The problem gets worse when the next HTTP request is received and taken by a different worker. This worker will attempt to log a message and the
RotatingFileHandler will once again look at the size of the file it is currently writing to and realize that a rotation is due. Therefore, foo.log.2 gets renamed to foo.log.3, foo.log.1 → foo.log.2 and foo.log → foo.log.1.
So now the situation is:
- the current worker is writing to the correct foo.log file;
- the worker that took the previous request is writing to foo.log.1;
- and all other workers are writing to foo.log.2.
Furthermore, when the maximum number of backups is reached, the final backup is deleted (*NIX systems allow deleting files that are open in other processes) and any workers still referring to that file will now write to nowhere (probably /dev/null).
And this is how an arbitrary amount of log messages gets lost into oblivion…
After looking at the source code for
RotatingFileHandler, I came to the conclusion that this handler cannot be used in this scenario because it provides no way to keep writing to the same file (in Python 2.7 at least).

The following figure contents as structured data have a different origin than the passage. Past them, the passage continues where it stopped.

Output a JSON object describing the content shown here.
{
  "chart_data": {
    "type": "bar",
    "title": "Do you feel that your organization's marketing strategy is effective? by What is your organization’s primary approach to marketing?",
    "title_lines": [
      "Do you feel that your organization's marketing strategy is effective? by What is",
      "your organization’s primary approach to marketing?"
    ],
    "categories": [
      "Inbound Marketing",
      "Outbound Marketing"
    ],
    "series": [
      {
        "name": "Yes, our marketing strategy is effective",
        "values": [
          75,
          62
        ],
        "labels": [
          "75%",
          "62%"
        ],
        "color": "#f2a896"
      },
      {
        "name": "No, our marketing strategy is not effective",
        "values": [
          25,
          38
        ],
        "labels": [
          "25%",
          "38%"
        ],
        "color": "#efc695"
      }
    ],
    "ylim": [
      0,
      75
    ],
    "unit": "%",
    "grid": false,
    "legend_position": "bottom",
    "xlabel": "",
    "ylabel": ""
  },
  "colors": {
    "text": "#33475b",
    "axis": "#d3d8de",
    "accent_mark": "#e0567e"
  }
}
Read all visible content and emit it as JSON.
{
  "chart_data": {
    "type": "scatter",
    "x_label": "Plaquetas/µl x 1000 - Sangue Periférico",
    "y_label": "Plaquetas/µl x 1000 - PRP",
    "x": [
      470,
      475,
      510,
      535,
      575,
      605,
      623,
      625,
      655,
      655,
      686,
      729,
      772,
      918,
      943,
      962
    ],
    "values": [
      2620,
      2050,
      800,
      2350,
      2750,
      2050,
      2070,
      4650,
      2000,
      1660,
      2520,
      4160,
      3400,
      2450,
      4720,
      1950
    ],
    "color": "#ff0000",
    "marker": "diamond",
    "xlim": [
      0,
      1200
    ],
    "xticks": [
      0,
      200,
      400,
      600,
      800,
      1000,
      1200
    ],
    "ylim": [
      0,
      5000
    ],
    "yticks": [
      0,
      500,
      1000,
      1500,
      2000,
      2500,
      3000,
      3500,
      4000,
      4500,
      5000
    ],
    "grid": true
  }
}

Despair not! There is hope!
The very old and wise logrotate program (nicely picked name) can help us here by performing the rotation in a slightly different manner. The logrotate configuration file shown below can be copied (and adapted) into /etc/logrotate.d/ and it will get executed once a day by the cron.daily task.
The crucial bit in this configuration (the copytruncate line) is that we are instructing logrotate to rotate the original file by making a copy of its contents to (`cp foo.log foo.log.1`) and then trucating the original file to zero bytes. Since the file’s name and inode remain the same, any workers logging to that file will continue to do so in blissful ignorance :)
In addition to this, we must now modify the logging configuration in our app to have all loggers use a regular
FileHandler instead of
RotatingFileHandler, since we can’t have Python rotating the logs for the reasons explained above in excruciating detail.
And that concludes our wonderful journey. Lost logs begone!